Turquía ha fracasado. Bajo la dirección de Montella el cuadro turco quedó eliminado de la Copa del Mundo al caer por 0-1 frente a una Paraguay que recuperó su garra, oficio y fortaleza defensiva. 

Perdió realmente sin meter las manos contra Australia en la primera jornada y ahora ante Paraguay, jugando con uno más por casi una hora, no logró generar grandes ocasiones de gol más que en la recta final. 

Es una decepción tremenda Turquía porque había expectativas por el talento que se le presupuestaba en lo individual y también en lo colectivo con el aporte técnico de Vincenzo Montella. 

Pero la realidad es que terminó por ser una escuadra muy blandita, sin plan B y sin un jugador que pudiera hacer algo distinto. 

Alguien que encarara, que buscara la profundidad o inclusive algún disparo de media distancia.

Arda Guler, mediocampista del Real Madrid, no dió la talla al no llevar la manija de su selección y de no pesar realmente ante selecciones que ya de entrada te iba a otorgar el protagonismo.

Había muchas expectativas con Guler porque con el Madrid en la pasada temporada tuvo momentos, partidos brillantes y parecía que había alcanzado su madurez definitiva.

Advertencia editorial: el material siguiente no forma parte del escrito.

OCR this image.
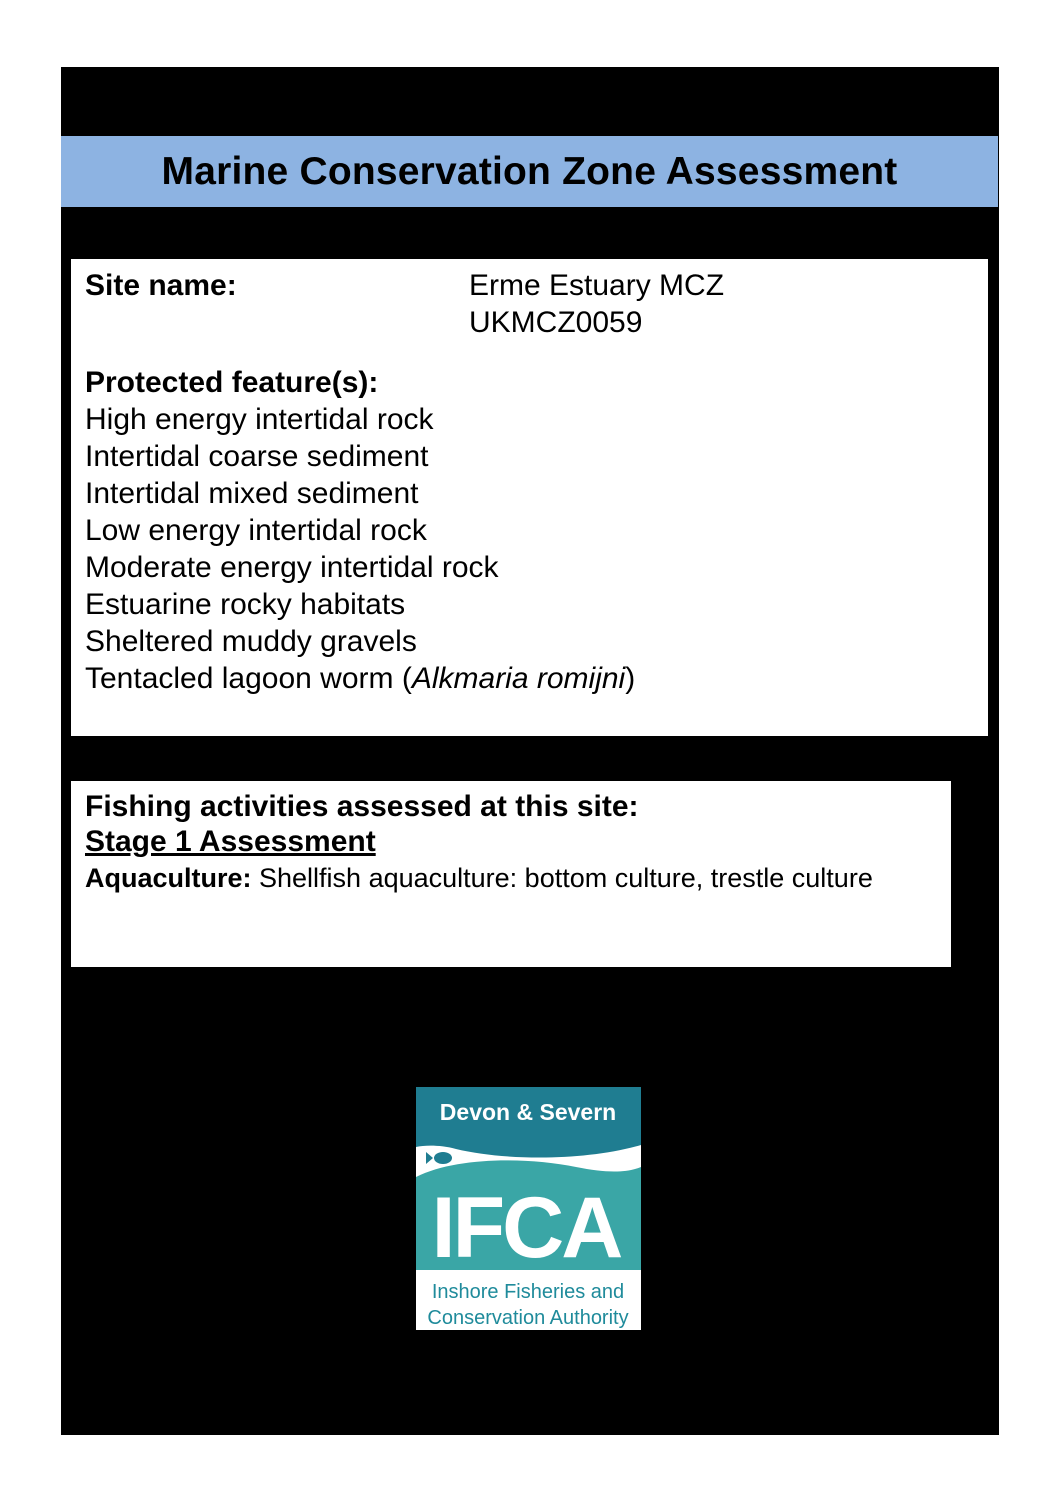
Marine Conservation Zone Assessment
Site name:	Erme Estuary MCZ
UKMCZ0059
Protected feature(s):
High energy intertidal rock
Intertidal coarse sediment
Intertidal mixed sediment
Low energy intertidal rock
Moderate energy intertidal rock
Estuarine rocky habitats
Sheltered muddy gravels
Tentacled lagoon worm (Alkmaria romijni)
Fishing activities assessed at this site:
Stage 1 Assessment
Aquaculture: Shellfish aquaculture: bottom culture, trestle culture
Devon & Severn
IFCA
Inshore Fisheries and
Conservation Authority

Igual y es un juicio muy injusto y simplista sobre Arda, pero si estás llamado a ser uno de los mejores, es normal que te puedan juzgar como tal. 

Turquía tuvo opciones sobre el final del partido, pero poco pudo hacer ante sus pocas ideas para abrir defensas cerradas, su nula pegada cuando tuvo opciones y ante su ausencia de grandeza individual. Gracias y hasta la próxima.